En çok sorulan sorulardan bir tanesi bu.Aşağı yukarı dünyadaki her ülkenin vizesinde iki tane ibare bulunur:
 -Duration of stay:Ülkeye/bölgeye girildiğinde maksimum kalınacak gün sayısı.
 -Vizenin geçerli olduğu süre.
Örnekle anlatayım:
 1)Fransadan 1 senelik vize alındı 25 şubat 2014 tarihinde.Bu vizenin geçerlilik süresi 25 şubat 2014ten 24 Şubat 2015'e kadar olacaktır.Duration of stay kısmında ise 90 gün yazmakta.Yani bu süre içinde 6 ayda 90 günü geçmeyecek şekilde Schengen bölgesinde kalabilirsiniz.Bu 6 ayda 90 gün olayının hesap makinesi var,googlelayın bulursunuz.
 2)Avusturyadan 1 aylık vize alındı 25 Şubat 2014 tarihinde.Bu vizenin geçerlilik süresi 25 şubat 2014ten 24 Mart 2014 olacaktır.Duration of Stay'de ise 15 gün diyor.Yani vizenin geçerli olduğu sürede toplam 15 gün kalabilirsiniz.
 
 Vize alınan ülkeden Schengen bölgesine girmemek,başka ülkeden girmek:
Valla bu hakikaten sıkıntılı bir durum.Cevabı verebilmek için AB içindeki ilişkilerin bilinmesi gerek.
  Şöyle ki;
Vizeyi veren ülke gelişmiş bir ülkeyse(İsveç,norveç,almanya,hollanda vs) ve pasaport doluysa;genelde soru sormadan geçilir ama bazen *neden o ülkeye gitmedin* sorusu sorulabiliyor,onu da *valla son anda planlarım değişti,otel rezervasyonum burda* diyerek atlatabilirsiniz.Özellikle iskandinavlar birbirlerinden alınan vizelere soru sormazlar kendi aralarındaki birlikten dolayı(nordic union).
 Vizeyi veren ülke AB nezdinde gelişmemiş ise veya kolay veriyorsa(ispanya,italya,yunanistan) ve pasaport doluysa,fifty fifty şansınız var.Pasaport boş ise,bence uğraşmayın derim.Sonuçta italyadan girildiğinde,her ülkeye gidiliyor.Hatta Tr'ye geri dönüldüğünde bile kafanıza göre takılabilirsiniz.Buradaki ana kural *italyadan mı aldın,ilk italyaya gir,sonra takıl kardeş* şeklinde.
  Pasaport polisi genelde tipe ve pasaport doluluğuna göre işlem yapıyor.Çoğunlukla bana soru sorulmadı,lakin Finlandiyaya girişte baya sorulduğunu bilirim(ilk girişti,saçlar uzundu falan).
 Hollanda eğer hollandadan vize almadıysanız,geri gönderiyor.Ha başka ülkeden vize alıp,onu kullandıysanız sorun yok.

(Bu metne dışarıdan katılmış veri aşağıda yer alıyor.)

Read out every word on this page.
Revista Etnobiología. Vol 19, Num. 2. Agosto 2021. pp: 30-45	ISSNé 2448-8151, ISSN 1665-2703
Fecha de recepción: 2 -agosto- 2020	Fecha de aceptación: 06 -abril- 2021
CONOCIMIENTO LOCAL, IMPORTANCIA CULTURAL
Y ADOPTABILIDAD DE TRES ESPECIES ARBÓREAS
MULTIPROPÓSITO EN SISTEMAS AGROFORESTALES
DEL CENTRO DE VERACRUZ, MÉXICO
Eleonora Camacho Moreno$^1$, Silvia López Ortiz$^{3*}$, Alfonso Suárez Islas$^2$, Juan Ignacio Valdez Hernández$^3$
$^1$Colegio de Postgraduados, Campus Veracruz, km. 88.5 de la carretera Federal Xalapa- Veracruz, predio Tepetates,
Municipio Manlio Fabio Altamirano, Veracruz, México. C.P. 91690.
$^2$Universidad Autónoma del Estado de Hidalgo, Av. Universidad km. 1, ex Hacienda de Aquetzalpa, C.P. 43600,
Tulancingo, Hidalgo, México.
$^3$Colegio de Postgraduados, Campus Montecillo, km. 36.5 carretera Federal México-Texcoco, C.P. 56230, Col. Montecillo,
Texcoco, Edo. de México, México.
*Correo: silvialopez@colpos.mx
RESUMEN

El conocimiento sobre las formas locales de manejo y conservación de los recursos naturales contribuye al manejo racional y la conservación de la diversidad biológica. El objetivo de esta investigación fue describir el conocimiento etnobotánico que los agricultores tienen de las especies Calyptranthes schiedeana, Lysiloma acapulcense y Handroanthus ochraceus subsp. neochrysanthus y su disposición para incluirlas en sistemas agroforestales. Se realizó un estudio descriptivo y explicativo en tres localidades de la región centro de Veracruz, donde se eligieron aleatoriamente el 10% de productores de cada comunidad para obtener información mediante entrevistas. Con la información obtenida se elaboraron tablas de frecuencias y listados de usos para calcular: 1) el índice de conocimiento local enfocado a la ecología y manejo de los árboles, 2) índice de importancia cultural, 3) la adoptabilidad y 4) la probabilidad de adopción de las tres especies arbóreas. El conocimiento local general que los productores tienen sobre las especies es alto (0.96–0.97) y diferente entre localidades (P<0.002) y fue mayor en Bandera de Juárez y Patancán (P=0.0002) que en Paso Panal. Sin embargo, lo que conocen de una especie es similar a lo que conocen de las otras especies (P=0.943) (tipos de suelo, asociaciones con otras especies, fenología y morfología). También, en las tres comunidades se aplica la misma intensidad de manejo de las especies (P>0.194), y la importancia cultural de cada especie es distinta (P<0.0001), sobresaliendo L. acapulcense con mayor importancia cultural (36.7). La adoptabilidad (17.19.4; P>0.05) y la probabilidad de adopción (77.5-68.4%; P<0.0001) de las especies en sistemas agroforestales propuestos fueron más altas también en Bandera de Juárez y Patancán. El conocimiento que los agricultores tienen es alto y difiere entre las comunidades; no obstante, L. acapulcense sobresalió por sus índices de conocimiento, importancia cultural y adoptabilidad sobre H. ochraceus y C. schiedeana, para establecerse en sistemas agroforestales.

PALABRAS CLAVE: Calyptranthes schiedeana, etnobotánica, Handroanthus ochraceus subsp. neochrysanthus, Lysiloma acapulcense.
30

  Zannedilenin aksine pasaport polisinin sizi geri göndermesi için amirine danışması gerek.Benim bildiğim sadece ABD'de polisler kafasına göre geri yollayabilir.

 Basitçe sonuçlandırırsak;Eğer düzenli bir işiniz varsa,evli barkı birisiyseniz(ne yazık ki bu bir kriter evet),düzenli banka hesabınız varsa,rahatça Schengen alınabilir.Hatta her gelişmiş ülkeden sorunsuz vize alabilirsiniz.

 Asıl nokta unutulmasın;Siz turistsiniz,gideceğiniz ülkede para harcayacaksınız ve geri döneceksiniz.Bunu elçiliğe göstermeniz gerek sadece.Gerisi fasa fiso.Hakikaten fasa fiso ama.